# scipy.stats.siegelslopes¶

scipy.stats.siegelslopes(y, x=None, method='hierarchical')[source]

Computes the Siegel estimator for a set of points (x, y).

siegelslopes implements a method for robust linear regression using repeated medians (see [1]) to fit a line to the points (x, y). The method is robust to outliers with an asymptotic breakdown point of 50%.

Parameters: y : array_like Dependent variable. x : array_like or None, optional Independent variable. If None, use arange(len(y)) instead. method : {‘hierarchical’, ‘separate’} If ‘hierarchical’, estimate the intercept using the estimated slope medslope (default option). If ‘separate’, estimate the intercept independent of the estimated slope. See Notes for details. medslope : float Estimate of the slope of the regression line. medintercept : float Estimate of the intercept of the regression line.

theilslopes
a similar technique without repeated medians

Notes

With n = len(y), compute m_j as the median of the slopes from the point (x[j], y[j]) to all other n-1 points. medslope is then the median of all slopes m_j. Two ways are given to estimate the intercept in [1] which can be chosen via the parameter method.
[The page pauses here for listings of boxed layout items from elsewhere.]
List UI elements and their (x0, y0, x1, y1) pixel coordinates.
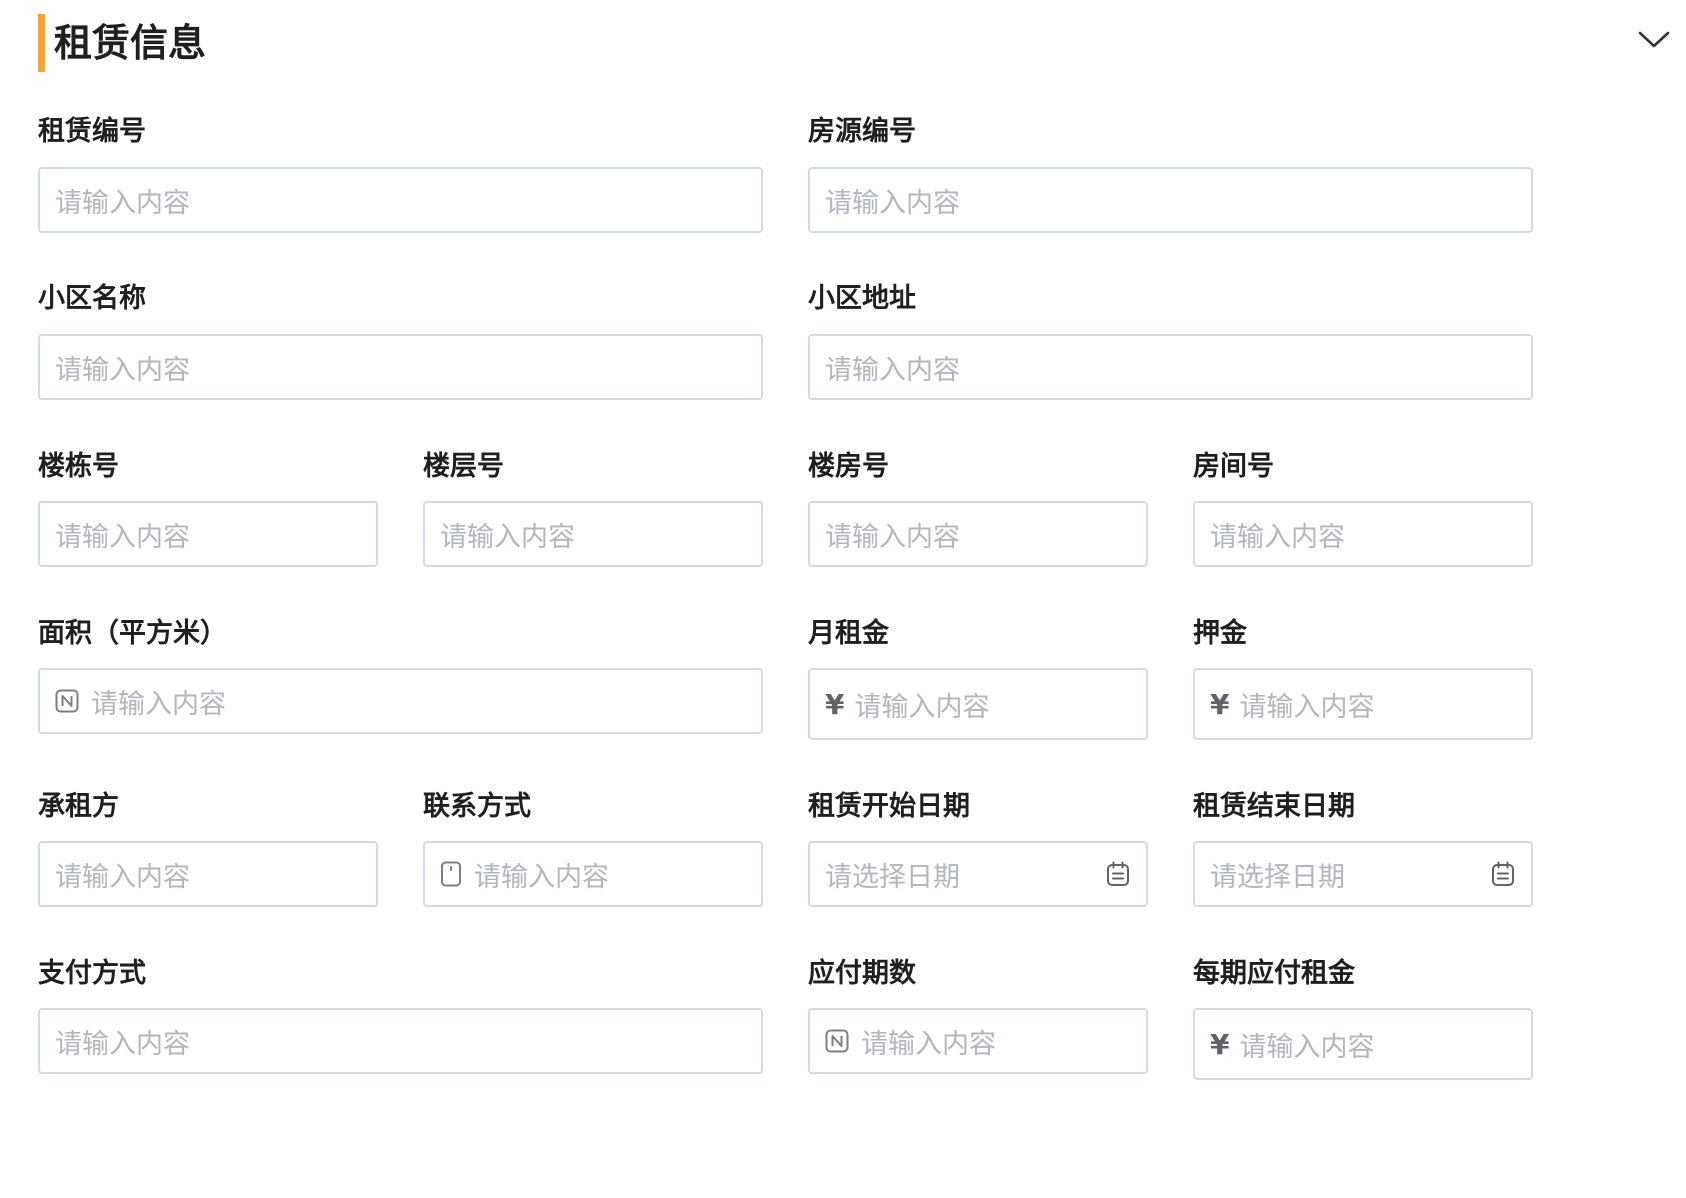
field-label: 楼房号 (808, 451, 889, 482)
calendar-icon[interactable] (1106, 861, 1130, 887)
contact-input[interactable]: 请输入内容 (423, 841, 763, 907)
currency-prefix: ¥ (1210, 1027, 1230, 1061)
field-room-no: 房间号 请输入内容 (1193, 450, 1533, 570)
area-input[interactable]: 请输入内容 (38, 668, 763, 734)
input-placeholder: 请输入内容 (825, 521, 960, 553)
input-placeholder: 请输入内容 (440, 521, 575, 553)
section-header: 租赁信息 (38, 14, 1670, 72)
field-end-date: 租赁结束日期 请选择日期 (1193, 790, 1533, 910)
start-date-picker[interactable]: 请选择日期 (808, 841, 1148, 907)
field-start-date: 租赁开始日期 请选择日期 (808, 790, 1148, 910)
field-community-address: 小区地址 请输入内容 (808, 282, 1533, 402)
payment-method-input[interactable]: 请输入内容 (38, 1008, 763, 1074)
installments-input[interactable]: 请输入内容 (808, 1008, 1148, 1074)
rent-per-period-input[interactable]: ¥ 请输入内容 (1193, 1008, 1533, 1080)
field-building-no: 楼栋号 请输入内容 (38, 450, 378, 570)
field-community-name: 小区名称 请输入内容 (38, 282, 763, 402)
end-date-picker[interactable]: 请选择日期 (1193, 841, 1533, 907)
input-placeholder: 请输入内容 (91, 688, 226, 720)
field-label: 面积（平方米） (38, 618, 227, 649)
input-placeholder: 请输入内容 (55, 1028, 190, 1060)
unit-no-input[interactable]: 请输入内容 (808, 501, 1148, 567)
number-icon (825, 1029, 849, 1053)
field-label: 月租金 (808, 618, 889, 649)
input-placeholder: 请选择日期 (1210, 861, 1345, 893)
deposit-input[interactable]: ¥ 请输入内容 (1193, 668, 1533, 740)
input-placeholder: 请输入内容 (1239, 1031, 1375, 1063)
listing-no-input[interactable]: 请输入内容 (808, 167, 1533, 233)
field-label: 楼层号 (423, 451, 504, 482)
field-label: 租赁结束日期 (1193, 791, 1355, 822)
field-label: 房间号 (1193, 451, 1274, 482)
lease-no-input[interactable]: 请输入内容 (38, 167, 763, 233)
building-no-input[interactable]: 请输入内容 (38, 501, 378, 567)
input-placeholder: 请输入内容 (55, 187, 190, 219)
chevron-down-icon[interactable] (1636, 26, 1672, 52)
field-label: 应付期数 (808, 958, 916, 989)
input-placeholder: 请输入内容 (474, 861, 609, 893)
field-label: 支付方式 (38, 958, 146, 989)
field-deposit: 押金 ¥ 请输入内容 (1193, 617, 1533, 742)
community-name-input[interactable]: 请输入内容 (38, 334, 763, 400)
field-payment-method: 支付方式 请输入内容 (38, 957, 763, 1077)
number-icon (55, 689, 79, 713)
field-monthly-rent: 月租金 ¥ 请输入内容 (808, 617, 1148, 742)
calendar-icon[interactable] (1491, 861, 1515, 887)
input-placeholder: 请输入内容 (825, 187, 960, 219)
field-label: 小区地址 (808, 283, 916, 314)
field-label: 押金 (1193, 618, 1247, 649)
input-placeholder: 请输入内容 (55, 861, 190, 893)
input-placeholder: 请输入内容 (55, 354, 190, 386)
field-label: 承租方 (38, 791, 119, 822)
field-label: 租赁编号 (38, 116, 146, 147)
field-area: 面积（平方米） 请输入内容 (38, 617, 763, 737)
input-placeholder: 请输入内容 (55, 521, 190, 553)
field-label: 楼栋号 (38, 451, 119, 482)
section-accent-bar (38, 14, 45, 72)
field-installments: 应付期数 请输入内容 (808, 957, 1148, 1077)
field-label: 房源编号 (808, 116, 916, 147)
field-floor-no: 楼层号 请输入内容 (423, 450, 763, 570)
field-unit-no: 楼房号 请输入内容 (808, 450, 1148, 570)
field-label: 每期应付租金 (1193, 958, 1355, 989)
currency-prefix: ¥ (1210, 687, 1230, 721)
monthly-rent-input[interactable]: ¥ 请输入内容 (808, 668, 1148, 740)
currency-prefix: ¥ (825, 687, 845, 721)
field-lease-no: 租赁编号 请输入内容 (38, 115, 763, 235)
input-placeholder: 请输入内容 (861, 1028, 996, 1060)
input-placeholder: 请输入内容 (1239, 691, 1375, 723)
room-no-input[interactable]: 请输入内容 (1193, 501, 1533, 567)
community-address-input[interactable]: 请输入内容 (808, 334, 1533, 400)
field-tenant: 承租方 请输入内容 (38, 790, 378, 910)
field-label: 租赁开始日期 (808, 791, 970, 822)
field-label: 小区名称 (38, 283, 146, 314)
input-placeholder: 请输入内容 (854, 691, 990, 723)
floor-no-input[interactable]: 请输入内容 (423, 501, 763, 567)
input-placeholder: 请输入内容 (1210, 521, 1345, 553)
field-label: 联系方式 (423, 791, 531, 822)
field-listing-no: 房源编号 请输入内容 (808, 115, 1533, 235)
phone-icon (440, 861, 462, 887)
section-title: 租赁信息 (54, 21, 207, 65)
tenant-input[interactable]: 请输入内容 (38, 841, 378, 907)
input-placeholder: 请输入内容 (825, 354, 960, 386)
input-placeholder: 请选择日期 (825, 861, 960, 893)
field-contact: 联系方式 请输入内容 (423, 790, 763, 910)
field-rent-per-period: 每期应付租金 ¥ 请输入内容 (1193, 957, 1533, 1082)
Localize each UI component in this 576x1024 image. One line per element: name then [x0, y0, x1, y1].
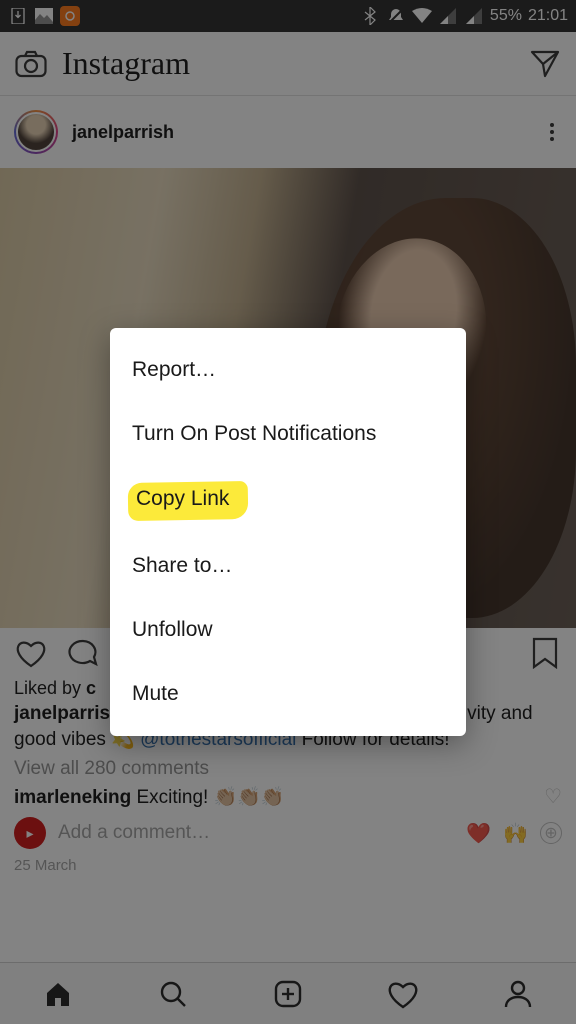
menu-copy-link-label: Copy Link — [132, 486, 239, 514]
menu-mute[interactable]: Mute — [110, 662, 466, 726]
menu-unfollow[interactable]: Unfollow — [110, 598, 466, 662]
menu-notifications[interactable]: Turn On Post Notifications — [110, 402, 466, 466]
menu-report[interactable]: Report… — [110, 338, 466, 402]
screen: 55% 21:01 Instagram janelparrish — [0, 0, 576, 1024]
menu-copy-link[interactable]: Copy Link — [110, 466, 466, 534]
post-options-dialog: Report… Turn On Post Notifications Copy … — [110, 328, 466, 736]
menu-share-to[interactable]: Share to… — [110, 534, 466, 598]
The hierarchical approach uses the estimated slope medslope and computes medintercept as the median of y - medslope*x. The other approach estimates the intercept separately as follows: for each point (x[j], y[j]), compute the intercepts of all the n-1 lines through the remaining points and take the median i_j. medintercept is the median of the i_j.

The implementation computes n times the median of a vector of size n which can be slow for large vectors. There are more efficient algorithms (see [2]) which are not implemented here.

References

 [1] (1, 2, 3) A. Siegel, “Robust Regression Using Repeated Medians”, Biometrika, Vol. 69, pp. 242-244, 1982.
 [2] (1, 2) A. Stein and M. Werman, “Finding the repeated median regression line”, Proceedings of the Third Annual ACM-SIAM Symposium on Discrete Algorithms, pp. 409-413, 1992.

Examples

>>> from scipy import stats
>>> import matplotlib.pyplot as plt

>>> x = np.linspace(-5, 5, num=150)
>>> y = x + np.random.normal(size=x.size)
>>> y[11:15] += 10  # add outliers
>>> y[-5:] -= 7


Compute the slope and intercept. For comparison, also compute the least-squares fit with linregress:

>>> res = stats.siegelslopes(y, x)
>>> lsq_res = stats.linregress(x, y)


Plot the results. The Siegel regression line is shown in red. The green line shows the least-squares fit for comparison.

>>> fig = plt.figure()